A few years ago, Y Bler Buonya died of cancer.  He was young—somewhere in his 20’s—no one knew for sure.  He had lived in Greensboro for 6 years, a refugee from the war in Southeast Asia.  Y Bler’s parents, members of the Montagnard Central Highland resistance movement which was allied with the US during the wars in Vietnam and Cambodia, died when he was a toddler, and for the next 15 years—his entire youth—Y Bler lived in the jungle with other Montagnard rebels, fighting the Vietnamese government that had overrun their homeland.  Amid war and hunger and moving constantly from place to place, some of the adult Montagnards passed on their Christian faith to him, and taught him to read and write, using a Bible as his text book, both in the jungle and in a series of refugee camps in Thailand. 

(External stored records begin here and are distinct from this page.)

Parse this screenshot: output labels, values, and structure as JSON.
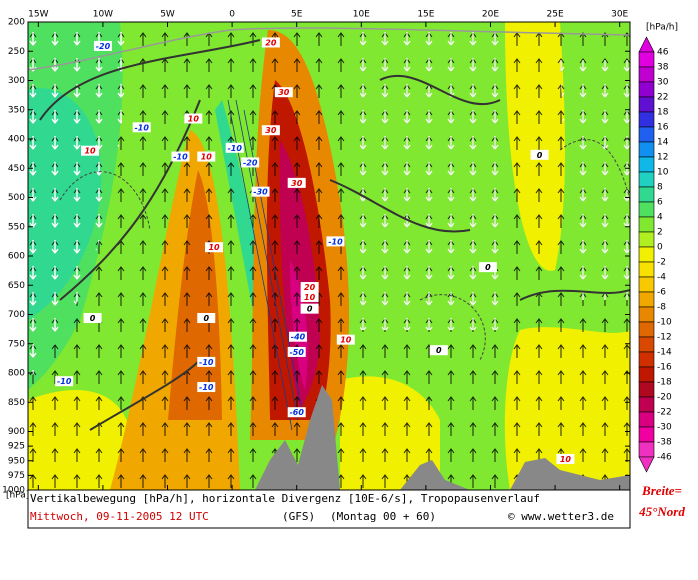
{
  "chart_data": {
    "type": "contour",
    "title": "Vertikalbewegung [hPa/h], horizontale Divergenz [10E-6/s], Tropopausenverlauf",
    "date": "Mittwoch, 09-11-2005  12 UTC",
    "model": "(GFS)",
    "run": "(Montag 00 + 60)",
    "credit": "© www.wetter3.de",
    "side_label": [
      "Breite=",
      "45°Nord"
    ],
    "ylabel": "[hPa]",
    "xlim": [
      -15.8,
      30.8
    ],
    "xticks": [
      {
        "value": -15,
        "label": "15W"
      },
      {
        "value": -10,
        "label": "10W"
      },
      {
        "value": -5,
        "label": "5W"
      },
      0,
      {
        "value": 5,
        "label": "5E"
      },
      {
        "value": 10,
        "label": "10E"
      },
      {
        "value": 15,
        "label": "15E"
      },
      {
        "value": 20,
        "label": "20E"
      },
      {
        "value": 25,
        "label": "25E"
      },
      {
        "value": 30,
        "label": "30E"
      }
    ],
    "ylim": [
      200,
      1000
    ],
    "yticks": [
      200,
      250,
      300,
      350,
      400,
      450,
      500,
      550,
      600,
      650,
      700,
      750,
      800,
      850,
      900,
      925,
      950,
      975,
      1000
    ],
    "colorbar": {
      "label": "[hPa/h]",
      "levels": [
        46,
        38,
        30,
        22,
        18,
        16,
        14,
        12,
        10,
        8,
        6,
        4,
        2,
        0,
        -2,
        -4,
        -6,
        -8,
        -10,
        -12,
        -14,
        -16,
        -18,
        -20,
        -22,
        -30,
        -38,
        -46
      ],
      "colors": [
        "#e000e0",
        "#c000d0",
        "#9000d0",
        "#6010d0",
        "#3030e0",
        "#2060f0",
        "#1090f0",
        "#10b8e8",
        "#20d0c0",
        "#30d890",
        "#50e060",
        "#80e830",
        "#b0f020",
        "#f0f000",
        "#f8e000",
        "#f8c800",
        "#f0a800",
        "#e88800",
        "#e06800",
        "#d84800",
        "#d03000",
        "#c01800",
        "#b00820",
        "#c00050",
        "#d80080",
        "#f000a0",
        "#f030c0"
      ]
    },
    "contour_labels": [
      {
        "value": -20,
        "x": -10,
        "y": 241
      },
      {
        "value": 20,
        "x": 3,
        "y": 235
      },
      {
        "value": -10,
        "x": -7,
        "y": 380
      },
      {
        "value": 10,
        "x": -11,
        "y": 420
      },
      {
        "value": 10,
        "x": -3,
        "y": 365
      },
      {
        "value": -10,
        "x": -4,
        "y": 430
      },
      {
        "value": 10,
        "x": -2,
        "y": 430
      },
      {
        "value": -10,
        "x": 0.2,
        "y": 415
      },
      {
        "value": -20,
        "x": 1.4,
        "y": 440
      },
      {
        "value": 30,
        "x": 4,
        "y": 320
      },
      {
        "value": 30,
        "x": 3,
        "y": 385
      },
      {
        "value": 30,
        "x": 5,
        "y": 475
      },
      {
        "value": -30,
        "x": 2.2,
        "y": 490
      },
      {
        "value": 0,
        "x": 23.8,
        "y": 427
      },
      {
        "value": -10,
        "x": 8,
        "y": 575
      },
      {
        "value": 10,
        "x": -1.4,
        "y": 585
      },
      {
        "value": 20,
        "x": 6,
        "y": 653
      },
      {
        "value": 10,
        "x": 6,
        "y": 670
      },
      {
        "value": 0,
        "x": 6,
        "y": 690
      },
      {
        "value": -40,
        "x": 5.1,
        "y": 738
      },
      {
        "value": -50,
        "x": 5,
        "y": 764
      },
      {
        "value": 10,
        "x": 8.8,
        "y": 743
      },
      {
        "value": -10,
        "x": -2,
        "y": 781
      },
      {
        "value": -10,
        "x": -2,
        "y": 824
      },
      {
        "value": -10,
        "x": -13,
        "y": 814
      },
      {
        "value": -60,
        "x": 5,
        "y": 867
      },
      {
        "value": 10,
        "x": 25.8,
        "y": 947
      },
      {
        "value": 0,
        "x": -2,
        "y": 706
      },
      {
        "value": 0,
        "x": -10.8,
        "y": 706
      },
      {
        "value": 0,
        "x": 19.8,
        "y": 619
      },
      {
        "value": 0,
        "x": 16,
        "y": 761
      }
    ]
  }
}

Shortly after moving to Greensboro, he met Gray and Janet Clark—Gray’s a Presbyterian minister there.  Y Bler and the Clarks fell in love with each other, and he ended up living with the Clarks.  During his year-long struggle with cancer, he was embraced with love and support from Gray and Janet and their children, numerous other Americans who came to know him, as well as the many Montagnards who now live in Greensboro

Death is sad, especially of one so young.  But after living his early years in the gloom of war and loss, Y Bler spent his last years in light, surrounded by people who loved him and who gave him of themselves.  For those years, the Word in flesh pushed back the darkness.  

 

Because the Word became flesh and dwells among us, our own lives have powerful new possibilities—as does this congregation.  Can you envision them?  You become the Word of God with skin on each time you reach out in Christ’s name in ways large or small.  This is a Word you can trust, for underneath are the everlasting arms …  the Word in flesh [who] lives among us.